Netflix's Solution to Password-Sharing Is Off to a Rocky Start
By Jake Rossen
With roughly half of all Netflix users sharing passwords with individuals outside of their household and Netflix reporting their first-ever loss of subscribers, it’s no surprise that the streaming giant is looking to crack down on overly generous members eager to give friends a Stranger Things or Bridgerton fix. But their solution to password-sharing may need some adjustments.
According to Yahoo, the company’s recent rollout of measures meant to mitigate users lending passwords to people outside their home has been met with confusion in test markets in Costa Rica, Chile, and Peru. Essentially, consumers are hazy on what constitutes a “household” and whether they’re subject to the roughly $3 monthly fee Netflix wants to tack on for sharing a password.
Through a spokesperson, Netflix clarified that they consider a “household” people living under the same roof.

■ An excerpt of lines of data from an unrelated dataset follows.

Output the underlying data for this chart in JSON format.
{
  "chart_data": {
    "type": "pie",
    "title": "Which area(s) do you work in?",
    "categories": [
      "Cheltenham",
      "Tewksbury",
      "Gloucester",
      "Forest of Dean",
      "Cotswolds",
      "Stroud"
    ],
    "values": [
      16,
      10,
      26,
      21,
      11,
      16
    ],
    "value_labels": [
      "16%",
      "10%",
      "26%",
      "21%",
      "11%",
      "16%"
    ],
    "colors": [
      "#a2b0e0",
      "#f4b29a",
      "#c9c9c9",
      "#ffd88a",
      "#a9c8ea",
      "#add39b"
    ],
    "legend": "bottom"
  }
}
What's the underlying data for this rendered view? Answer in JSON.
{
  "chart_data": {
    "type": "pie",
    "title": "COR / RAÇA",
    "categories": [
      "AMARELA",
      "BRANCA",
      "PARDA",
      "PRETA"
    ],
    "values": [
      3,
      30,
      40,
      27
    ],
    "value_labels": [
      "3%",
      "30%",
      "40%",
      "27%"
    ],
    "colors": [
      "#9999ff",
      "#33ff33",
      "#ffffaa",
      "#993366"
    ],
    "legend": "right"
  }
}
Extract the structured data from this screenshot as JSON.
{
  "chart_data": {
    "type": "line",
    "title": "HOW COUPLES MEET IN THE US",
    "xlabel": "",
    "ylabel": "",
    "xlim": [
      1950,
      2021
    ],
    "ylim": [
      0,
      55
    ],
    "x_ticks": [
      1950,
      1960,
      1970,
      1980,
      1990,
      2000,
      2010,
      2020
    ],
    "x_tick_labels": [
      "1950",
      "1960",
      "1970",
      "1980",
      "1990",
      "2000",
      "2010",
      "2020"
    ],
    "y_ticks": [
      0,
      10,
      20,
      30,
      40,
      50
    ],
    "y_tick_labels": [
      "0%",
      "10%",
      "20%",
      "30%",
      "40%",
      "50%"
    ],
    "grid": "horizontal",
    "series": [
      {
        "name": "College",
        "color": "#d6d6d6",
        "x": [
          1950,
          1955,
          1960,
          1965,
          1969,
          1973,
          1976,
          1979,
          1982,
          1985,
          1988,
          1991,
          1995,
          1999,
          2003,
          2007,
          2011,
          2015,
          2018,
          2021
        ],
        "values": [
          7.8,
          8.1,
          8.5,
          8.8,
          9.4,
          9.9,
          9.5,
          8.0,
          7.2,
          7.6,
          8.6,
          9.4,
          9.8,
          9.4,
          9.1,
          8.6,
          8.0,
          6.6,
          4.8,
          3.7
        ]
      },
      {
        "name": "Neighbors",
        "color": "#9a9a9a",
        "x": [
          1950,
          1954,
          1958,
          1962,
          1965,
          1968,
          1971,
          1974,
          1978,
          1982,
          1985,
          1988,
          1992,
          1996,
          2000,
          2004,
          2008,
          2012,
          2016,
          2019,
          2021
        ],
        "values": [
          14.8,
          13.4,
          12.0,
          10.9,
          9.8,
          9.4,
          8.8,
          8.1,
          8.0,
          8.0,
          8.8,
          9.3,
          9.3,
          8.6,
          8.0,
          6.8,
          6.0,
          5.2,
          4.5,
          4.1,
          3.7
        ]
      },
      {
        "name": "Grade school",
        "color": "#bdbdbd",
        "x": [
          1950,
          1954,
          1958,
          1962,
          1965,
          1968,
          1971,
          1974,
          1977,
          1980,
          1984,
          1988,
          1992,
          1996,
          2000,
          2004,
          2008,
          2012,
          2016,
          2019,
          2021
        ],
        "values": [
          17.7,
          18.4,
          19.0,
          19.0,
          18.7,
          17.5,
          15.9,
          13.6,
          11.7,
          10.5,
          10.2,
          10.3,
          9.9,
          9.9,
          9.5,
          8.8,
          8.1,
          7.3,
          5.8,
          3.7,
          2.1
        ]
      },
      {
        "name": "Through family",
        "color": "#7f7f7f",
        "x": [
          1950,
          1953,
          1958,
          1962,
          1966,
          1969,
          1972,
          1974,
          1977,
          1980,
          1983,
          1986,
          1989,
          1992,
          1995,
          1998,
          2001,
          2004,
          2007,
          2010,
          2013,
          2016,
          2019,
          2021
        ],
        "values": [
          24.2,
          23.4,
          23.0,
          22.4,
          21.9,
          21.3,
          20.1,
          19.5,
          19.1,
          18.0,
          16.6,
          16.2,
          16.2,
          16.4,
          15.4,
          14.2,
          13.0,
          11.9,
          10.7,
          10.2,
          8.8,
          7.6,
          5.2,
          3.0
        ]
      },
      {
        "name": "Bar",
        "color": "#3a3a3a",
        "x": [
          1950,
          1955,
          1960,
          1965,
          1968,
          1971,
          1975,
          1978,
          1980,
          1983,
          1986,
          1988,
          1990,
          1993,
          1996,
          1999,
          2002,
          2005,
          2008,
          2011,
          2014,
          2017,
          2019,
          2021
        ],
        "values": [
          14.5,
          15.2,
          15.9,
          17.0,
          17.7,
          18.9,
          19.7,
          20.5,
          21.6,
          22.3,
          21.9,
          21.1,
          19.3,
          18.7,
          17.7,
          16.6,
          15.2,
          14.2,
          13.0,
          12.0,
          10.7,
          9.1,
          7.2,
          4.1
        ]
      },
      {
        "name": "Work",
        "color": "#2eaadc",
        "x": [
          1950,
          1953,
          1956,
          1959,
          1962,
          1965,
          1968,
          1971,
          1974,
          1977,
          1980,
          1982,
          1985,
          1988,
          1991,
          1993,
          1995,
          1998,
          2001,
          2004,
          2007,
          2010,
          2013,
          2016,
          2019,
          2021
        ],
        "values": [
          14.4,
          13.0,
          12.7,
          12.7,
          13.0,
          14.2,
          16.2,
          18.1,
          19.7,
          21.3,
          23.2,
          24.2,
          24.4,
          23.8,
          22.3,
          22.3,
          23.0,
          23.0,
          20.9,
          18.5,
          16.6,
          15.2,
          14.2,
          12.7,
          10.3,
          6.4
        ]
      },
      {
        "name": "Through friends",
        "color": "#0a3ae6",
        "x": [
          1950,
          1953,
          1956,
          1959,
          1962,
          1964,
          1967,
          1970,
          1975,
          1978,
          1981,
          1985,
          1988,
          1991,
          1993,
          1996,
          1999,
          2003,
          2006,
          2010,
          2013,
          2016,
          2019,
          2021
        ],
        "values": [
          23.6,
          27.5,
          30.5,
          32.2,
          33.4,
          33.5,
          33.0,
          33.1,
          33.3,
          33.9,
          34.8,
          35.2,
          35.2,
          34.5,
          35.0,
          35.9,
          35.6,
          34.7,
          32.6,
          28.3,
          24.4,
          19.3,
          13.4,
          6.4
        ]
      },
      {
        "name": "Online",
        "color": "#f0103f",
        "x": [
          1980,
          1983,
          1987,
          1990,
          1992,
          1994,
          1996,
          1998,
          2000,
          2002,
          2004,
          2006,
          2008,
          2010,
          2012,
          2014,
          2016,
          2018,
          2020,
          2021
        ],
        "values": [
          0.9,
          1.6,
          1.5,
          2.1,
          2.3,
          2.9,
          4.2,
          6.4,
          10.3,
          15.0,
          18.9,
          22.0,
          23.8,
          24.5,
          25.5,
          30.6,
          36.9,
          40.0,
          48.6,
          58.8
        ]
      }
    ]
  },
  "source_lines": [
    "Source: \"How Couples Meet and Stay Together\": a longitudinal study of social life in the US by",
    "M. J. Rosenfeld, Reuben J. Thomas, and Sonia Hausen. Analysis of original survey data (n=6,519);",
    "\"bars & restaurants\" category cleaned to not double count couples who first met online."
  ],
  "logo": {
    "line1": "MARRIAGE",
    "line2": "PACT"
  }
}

But users in Peru who phoned Netflix inquiring about the change were told someone outside the household could continue to use the service without a surcharge and while using a verification code.
Clearly, it will be hard to argue a distant relative living across the country is a household member. But what about a college student who maintains a residence with their parents? Or someone traveling for work? Or a distant cousin who is merely presented as being a college student or traveling for work?
Other users in Peru reported simply ignoring prompts to verify their account or not being notified of any terms of service changes at all.
Password-sharing is only one possible reason the company reported a first-ever subscriber loss. Increased competition from other streaming services like Disney+ and Hulu have led the company to explore other ways of maximizing revenue, like introducing an ad-supported tier.
At present, it seems like Netflix will have to rely on the honor system to a degree in order to enforce their updated policies or consider stricter measures for people accessing accounts outside of a household IP address. Then again, that’s why it’s called a trial.